Bagi Hannah, kejadian itu bukanlah hal yang mudah untuk dilupakan. Ia pun memilih meluapkan emosinya lewat tulisan yang ia buat di sebuah laman media online perempuan. Belum sembuh lukanya karena dilecehkan di ruang publik, Hannah harus mendengar komentar teman perempuannya yang menyarankan agar lain kali ia naik taksi saja kalau pulang.
“Mendengar hal itu saya jadi semakin marah. Dalam artian, kenapa saya harus membatasi kebebasan saya sendiri karena saya dilecehkan? Seharusnya yang kebebasannya dibatasi itu si pelaku, bukan saya sebagai korban. Dengan adanya teman perempuan yang bicara seperti itu, saya semakin sadar kalau ternyata ada banyak perempuan yang juga belum paham soal isu ini. Oleh karena itu saya jadi semakin ingin menyuarakan isu pelecehan ini,” ungkap aktris berusia 33 tahun ini.
Sejak saat itu, Hannah Al Rashid menjadi semakin mantap untuk terus berkomitmen dan tidak akan berdiam diri demi memperjuangkan kesetaraan, kekerasan berbasis gender, pelecehan seksual, dan isu-isu perempuan lainnya.
“Pengalaman pelecehan seksual yang saya alami sendiri itu menjadi turning point bagi saya,” ungkapnya.
Punya Jiwa Feminis Sejak Kecil
Lahir dan besar di London, Inggris, Hannah Al Rashid merupakan anak perempuan satu-satunya dari keluarga campuran Prancis-Indonesia. Ibunya berasal dari Prancis dan ayahnya berasal dari Makassar, Sulawesi Selatan. Tumbuh dan besar di luar negeri tidak membuatnya jauh dari akar Indonesia, sebab sang ayah yang dulunya merupakan atlet pencak silat pun menurunkan tradisi tersebut kepada Hannah. Tak sia-sia, pemeran Elena dalam film The Night Come for Us ini pernah masuk ke dalam tim kejuaraan pencak silat di Inggris dan meraih kemenangan di sejumlah pertandingan di Asia dan Eropa.
Lewat pencak silat, Hannah tak hanya belajar soal ilmu bela diri, melainkan juga nilai-nilai kehidupan. Salah satunya adalah soal memperjuangkan keadilan. “Karena ayah saya silat dan dari kecil saya sudah terpapar dengan prinsip silat yang selalu berjuang untuk mendapatkan keadilan, saling menghargai, dan jujur. Jadi dari kecil kalau melihat sesuatu yang tidak adil, saya akan protes.
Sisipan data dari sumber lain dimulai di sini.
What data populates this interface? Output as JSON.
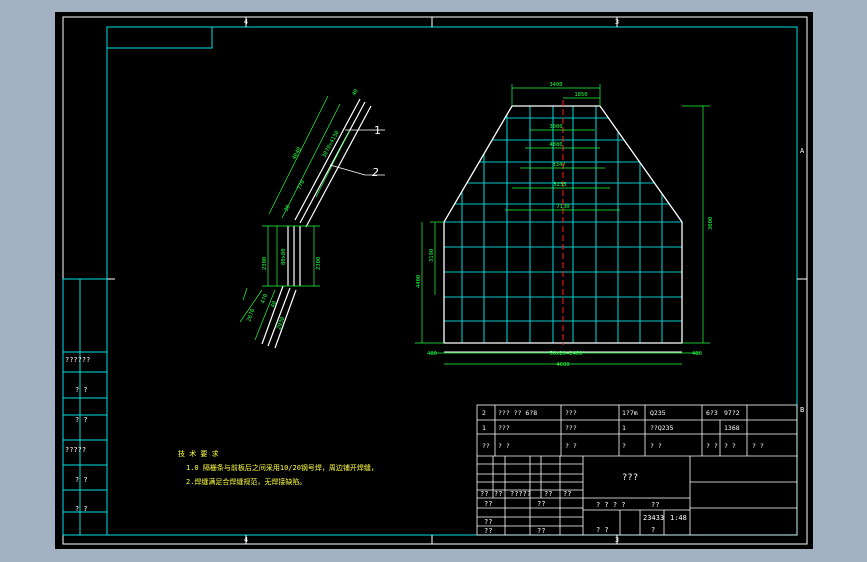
{
  "colors": {
    "background_outer": "#a3b2c3",
    "sheet": "#000000",
    "border": "#ffffff",
    "frame": "#00e0e0",
    "geometry": "#00c8c8",
    "dimension": "#22ff44",
    "centerline": "#ff2020",
    "annotation": "#ffffff"
  },
  "zone_markers": {
    "top": [
      "4",
      "3"
    ],
    "bottom": [
      "4",
      "3"
    ],
    "right": [
      "A",
      "B"
    ]
  },
  "side_view": {
    "part_callouts": [
      "1",
      "2"
    ],
    "dims_upper": [
      "40",
      "4040",
      "3070x4150",
      "770",
      "30"
    ],
    "dims_mid": [
      "2300",
      "80x80",
      "2300"
    ],
    "dims_lower": [
      "470",
      "40",
      "2670",
      "2930"
    ]
  },
  "front_view": {
    "dims_top": [
      "3400",
      "1850"
    ],
    "dims_inner": [
      "3000",
      "4880",
      "3347",
      "5235",
      "7130"
    ],
    "dim_right": "3000",
    "dims_left": [
      "3190",
      "4400"
    ],
    "dims_bottom": [
      "400",
      "50x20=2400",
      "4600",
      "400"
    ]
  },
  "tech_notes": {
    "heading": "技 术 要 求",
    "lines": [
      "1.0 隔栅条与前板后之间采用10/20钢号焊，周边铺开焊缝，",
      "2.焊缝满足合焊缝规范，无焊接缺陷。"
    ]
  },
  "left_stamp": [
    "??????",
    "? ?",
    "? ?",
    "?????",
    "? ?",
    "? ?"
  ],
  "bom": {
    "rows": [
      [
        "2",
        "??? ?? 6?8",
        "???",
        "1?7m",
        "Q235",
        "6?3",
        "97?2",
        ""
      ],
      [
        "1",
        "???",
        "???",
        "1",
        "??Q235",
        "",
        "1368",
        ""
      ],
      [
        "??",
        "?  ?",
        "?  ?",
        "?",
        "?  ?",
        "? ?",
        "? ?",
        "? ?"
      ]
    ]
  },
  "title_block": {
    "name": "???",
    "cells_left": [
      "??",
      "??",
      "?????",
      "??",
      "??"
    ],
    "cells_lower": [
      "??",
      "??",
      "??",
      "??",
      "??"
    ],
    "cells_mid": [
      "? ? ? ?",
      "??",
      "? ?",
      "?"
    ],
    "cells_right": [
      "23433",
      "1:48"
    ]
  }
}
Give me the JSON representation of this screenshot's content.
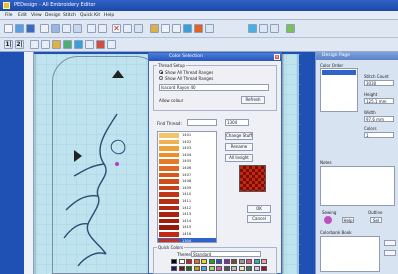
{
  "window": {
    "title": "PEDesign - All Embroidery Editor"
  },
  "menu": [
    "File",
    "Edit",
    "View",
    "Design",
    "Stitch",
    "Quick Kit",
    "Help"
  ],
  "toolbar": {
    "row1_icons": [
      "new-icon",
      "open-icon",
      "save-icon",
      "print-icon",
      "cut-icon",
      "copy-icon",
      "paste-icon",
      "undo-icon",
      "redo-icon",
      "delete-icon",
      "zoom-icon",
      "color-icon",
      "fill-icon",
      "pen-icon",
      "text-icon",
      "shape-icon",
      "grid-icon",
      "view-icon"
    ],
    "row2_icons": [
      "select-icon",
      "node-icon",
      "stitch-icon",
      "lock-icon",
      "color-wheel-icon",
      "thread-icon",
      "settings-icon"
    ]
  },
  "dialog": {
    "title": "Color Selection",
    "close": "✕",
    "group_label": "Thread Setup",
    "radio_all": "Show All Thread Ranges",
    "radio_sel": "Show All Thread Ranges",
    "brand_value": "Isacord Rayon 40",
    "all_label": "Allow colour",
    "refresh_btn": "Refresh",
    "find_label": "Find Thread:",
    "find_value": "",
    "find_code": "1304",
    "change_btn": "Change Stuff",
    "rename_btn": "Rename",
    "insight_btn": "All Insight",
    "ok_btn": "OK",
    "cancel_btn": "Cancel",
    "quick_label": "Quick Colors",
    "theme_label": "Theme:",
    "theme_value": "Standard",
    "threads": [
      {
        "code": "1401",
        "color": "#f3c56a"
      },
      {
        "code": "1402",
        "color": "#f0b24e"
      },
      {
        "code": "1403",
        "color": "#eea03a"
      },
      {
        "code": "1404",
        "color": "#ea8f2c"
      },
      {
        "code": "1405",
        "color": "#e57c25"
      },
      {
        "code": "1406",
        "color": "#e06a22"
      },
      {
        "code": "1407",
        "color": "#d95a1e"
      },
      {
        "code": "1408",
        "color": "#d24c1b"
      },
      {
        "code": "1409",
        "color": "#c94018"
      },
      {
        "code": "1410",
        "color": "#c13616"
      },
      {
        "code": "1411",
        "color": "#b82e14"
      },
      {
        "code": "1412",
        "color": "#b02812"
      },
      {
        "code": "1413",
        "color": "#a82210"
      },
      {
        "code": "1414",
        "color": "#a01e0e"
      },
      {
        "code": "1415",
        "color": "#981a0c"
      },
      {
        "code": "1416",
        "color": "#c42a12"
      },
      {
        "code": "1304",
        "color": "#c7301a"
      }
    ],
    "quick_colors_row1": [
      "#000000",
      "#ffffff",
      "#d01a1a",
      "#e86a1c",
      "#f2d21c",
      "#2a9a2a",
      "#1a58c8",
      "#8a2aa8",
      "#7a4a22",
      "#999999",
      "#e24c8a",
      "#2ab0c8",
      "#f0a0a0"
    ],
    "quick_colors_row2": [
      "#1a1a6a",
      "#6a1a1a",
      "#1a6a1a",
      "#c89a1a",
      "#5aa0e0",
      "#a0e05a",
      "#e05aa0",
      "#555555",
      "#bbbbbb",
      "#f5e6b0",
      "#3a7a5a",
      "#e0c0f0",
      "#8a1a3a"
    ]
  },
  "right_panel": {
    "title": "Design Page",
    "color_order": "Color Order",
    "stitch_count_label": "Stitch Count",
    "stitch_count": "3030",
    "height_label": "Height",
    "height_value": "125.1 mm",
    "width_label": "Width",
    "width_value": "97.6 mm",
    "colors_label": "Colors",
    "colors_value": "1",
    "notes_label": "Notes",
    "sewing_label": "Sewing",
    "outline_label": "Outline",
    "help_label": "Help",
    "sel_label": "Sel",
    "colorbank_label": "Colorbank Book"
  }
}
Dan saya paling tidak suka diperlakukan berbeda hanya karena saya perempuan,” jelasnya.
Lebih lanjut Hannah bercerita bahwa keberaniannya dalam menentang ketidakadilan itu juga datang dari kedua orang tuanya yang sejak dulu selalu mengajarkannya untuk berani mengutarakan pendapat dan mengambil langkah jika terjadi sesuatu yang dirasa tidak adil.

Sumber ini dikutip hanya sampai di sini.